Cell collection for subsequent analysis

Cells were collected when LCL cultures reached 30mL, and fibroblasts were ~80% confluent in three T175 plates. All cell counting was performed using the Countess II cell counter (Life Technologies) and Trypan Blue exclusion. Cultures with >85% cell viability were used in subsequent experiments. To preserve cells for subsequent RNA extraction, 1 million cells were washed in PBS, pelleted, and resuspended in 500 μL TRIzol (Invitrogen) or 200 μL RNAprotect Cell Reagent (Qiagen). Cell suspensions were then frozen at −80°C. Cell cultures were maintained at low passage number; RNA-sequencing experiments were performed on samples at or below passage 4.

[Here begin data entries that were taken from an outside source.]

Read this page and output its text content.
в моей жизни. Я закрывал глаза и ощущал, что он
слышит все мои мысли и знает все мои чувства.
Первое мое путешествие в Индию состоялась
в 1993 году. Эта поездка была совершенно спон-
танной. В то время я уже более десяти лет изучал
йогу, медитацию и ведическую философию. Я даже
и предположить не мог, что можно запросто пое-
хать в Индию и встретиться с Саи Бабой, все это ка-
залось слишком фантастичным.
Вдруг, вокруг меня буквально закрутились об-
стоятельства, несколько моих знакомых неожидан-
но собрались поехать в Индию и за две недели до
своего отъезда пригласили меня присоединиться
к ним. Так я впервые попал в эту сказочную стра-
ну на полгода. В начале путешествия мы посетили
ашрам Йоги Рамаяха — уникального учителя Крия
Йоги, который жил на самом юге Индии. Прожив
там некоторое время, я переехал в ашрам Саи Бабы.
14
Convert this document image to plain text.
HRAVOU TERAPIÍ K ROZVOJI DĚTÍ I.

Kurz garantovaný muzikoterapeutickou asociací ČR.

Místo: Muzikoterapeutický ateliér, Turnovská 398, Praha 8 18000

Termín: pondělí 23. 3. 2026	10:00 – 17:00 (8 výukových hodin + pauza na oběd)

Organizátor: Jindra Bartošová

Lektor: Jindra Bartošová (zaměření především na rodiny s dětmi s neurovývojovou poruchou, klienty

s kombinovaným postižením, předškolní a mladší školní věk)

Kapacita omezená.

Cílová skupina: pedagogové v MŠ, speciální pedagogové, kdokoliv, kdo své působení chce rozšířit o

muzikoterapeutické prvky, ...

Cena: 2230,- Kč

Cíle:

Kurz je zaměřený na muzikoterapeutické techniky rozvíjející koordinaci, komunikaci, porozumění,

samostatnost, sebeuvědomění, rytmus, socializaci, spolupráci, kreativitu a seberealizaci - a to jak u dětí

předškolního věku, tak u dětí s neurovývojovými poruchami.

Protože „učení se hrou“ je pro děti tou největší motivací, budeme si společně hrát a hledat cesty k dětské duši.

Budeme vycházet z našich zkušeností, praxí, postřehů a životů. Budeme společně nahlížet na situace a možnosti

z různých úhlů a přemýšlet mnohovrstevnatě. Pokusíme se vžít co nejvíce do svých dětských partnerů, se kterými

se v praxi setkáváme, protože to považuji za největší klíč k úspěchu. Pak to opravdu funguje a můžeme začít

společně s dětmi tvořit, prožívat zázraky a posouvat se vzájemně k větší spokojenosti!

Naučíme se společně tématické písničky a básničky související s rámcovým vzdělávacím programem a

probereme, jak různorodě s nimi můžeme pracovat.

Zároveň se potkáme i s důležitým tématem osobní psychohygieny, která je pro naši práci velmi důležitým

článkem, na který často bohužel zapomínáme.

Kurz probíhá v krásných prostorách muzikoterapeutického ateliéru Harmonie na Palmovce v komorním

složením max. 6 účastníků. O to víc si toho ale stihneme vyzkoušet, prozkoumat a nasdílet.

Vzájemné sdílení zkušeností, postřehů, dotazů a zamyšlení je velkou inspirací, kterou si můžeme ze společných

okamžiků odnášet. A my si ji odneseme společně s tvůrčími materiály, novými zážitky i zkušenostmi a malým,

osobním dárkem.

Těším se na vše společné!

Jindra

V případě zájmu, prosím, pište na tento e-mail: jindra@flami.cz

Periodically, and on each passage used for experiments, cell cultures were confirmed negative for mycoplasma contamination using either the MycoAlert Kit (Lonza) following the manufacturer’s instructions, or PCR using SapphireAmp Fast PCR Master Mix (Takara) and the following primers:

Myco2(cb): 5′ CTTCWTCGACTTYCAGACCCAAGGCAT-3′

Myco11(cb): 5′ ACACCATGGGAGYTGGTAAT-3′

PCR for GAPDH was performed on the same sample, using the following primers:

hGAPDH-F: TGT CGC TGT TGA AGT CAG AGG AGA

hGAPDH-R: AGA ACA TCA TCC CTG CCT CTA CTG.

Known mycoplasma positive and negative samples were used as a reference.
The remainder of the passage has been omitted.